Erfolg des Münchner Spitzenclusters m4

Der Münchner Spitzencluster m4 „Personalisierte Medizin“ (www.m4.de) und das Europäische Verbundprojekt SPIDIA (www.spidia.eu) haben experimentelle Daten erhoben, um die kritischen Schritte der Probengewinnung zu identifizieren. Im derzeitigen Arbeitsablauf der In-vitro-Diagnostik oder in der klinischen Forschung weiß nämlich derjenige, der den Test im Labor durchführt, in der Regel nicht, was mit der Probe geschehen ist, bevor sie dort eintrifft. Die Wissenschaftler unter Federführung von Prof.
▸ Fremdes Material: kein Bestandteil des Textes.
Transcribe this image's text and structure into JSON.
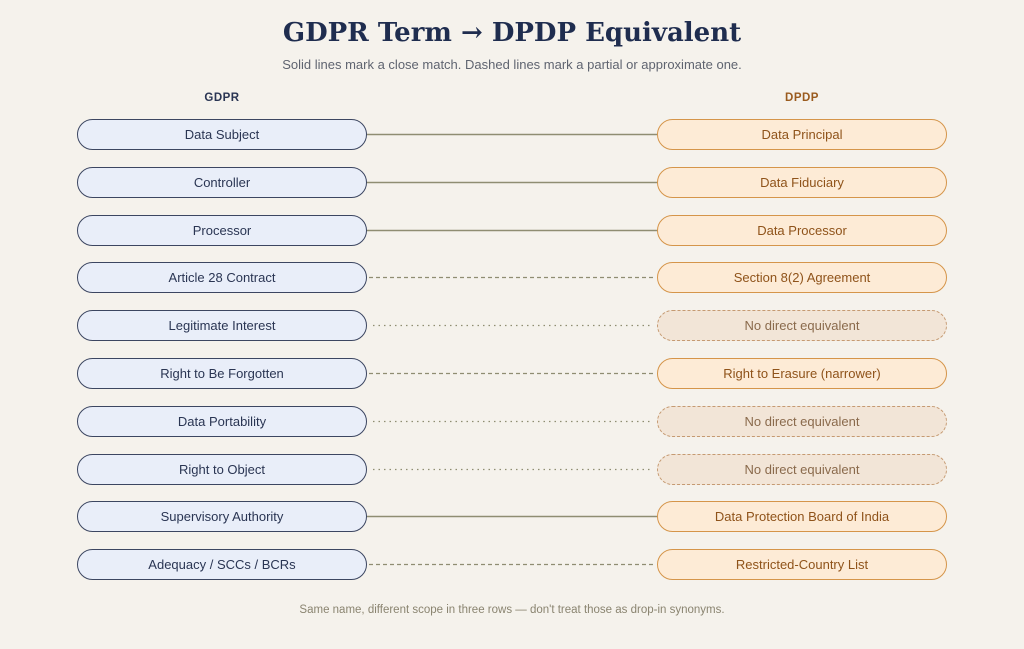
{
  "title": "GDPR Term → DPDP Equivalent",
  "subtitle": "Solid lines mark a close match. Dashed lines mark a partial or approximate one.",
  "left_heading": "GDPR",
  "right_heading": "DPDP",
  "colors": {
    "left_fill": "#e9eef9",
    "left_border": "#3c4661",
    "right_fill": "#fdebd6",
    "right_border": "#d5954a",
    "line": "#8f8d72",
    "background": "#f5f2ec"
  },
  "rows": [
    {
      "gdpr": "Data Subject",
      "dpdp": "Data Principal",
      "match": "solid"
    },
    {
      "gdpr": "Controller",
      "dpdp": "Data Fiduciary",
      "match": "solid"
    },
    {
      "gdpr": "Processor",
      "dpdp": "Data Processor",
      "match": "solid"
    },
    {
      "gdpr": "Article 28 Contract",
      "dpdp": "Section 8(2) Agreement",
      "match": "dashed"
    },
    {
      "gdpr": "Legitimate Interest",
      "dpdp": "No direct equivalent",
      "match": "none"
    },
    {
      "gdpr": "Right to Be Forgotten",
      "dpdp": "Right to Erasure (narrower)",
      "match": "dashed"
    },
    {
      "gdpr": "Data Portability",
      "dpdp": "No direct equivalent",
      "match": "none"
    },
    {
      "gdpr": "Right to Object",
      "dpdp": "No direct equivalent",
      "match": "none"
    },
    {
      "gdpr": "Supervisory Authority",
      "dpdp": "Data Protection Board of India",
      "match": "solid"
    },
    {
      "gdpr": "Adequacy / SCCs / BCRs",
      "dpdp": "Restricted-Country List",
      "match": "dashed"
    }
  ],
  "footer": "Same name, different scope in three rows — don't treat those as drop-in synonyms."
}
Becker haben festgestellt, dass sich Analyte wie Proteine und Phosphoproteine verändern können, je länger es dauert, bis die Gewebeproben stabilisiert sind. Nicht alle Proteine und Phosphoproteine reagieren in jedem Patienten und in jedem untersuchten Organ gleich. Diese und weitere Resultate waren die Grundlage für die Erstellung von Europäischen Standards, die nun von CEN herausgegeben wurden. Diese sind relevant für In-vitro-Diagnostik-Labore, Kunden dieser Labore, Entwickler und Hersteller von In-vitro-Diagnostika, molekulare Pathologien, Organisationen, die in der biomedizinischen Forschung tätig sind, Biobanken sowie Aufsichts- und Zulassungsbehörden. Inzwischen hat die ISO die Verbesserung der Probenqualität zum weltweiten Ziel erklärt. Dadurch ist Becker nun auch Projektleiter für zwei von acht ISO-Standards zur Präanalytik, die 2017 publiziert werden sollen.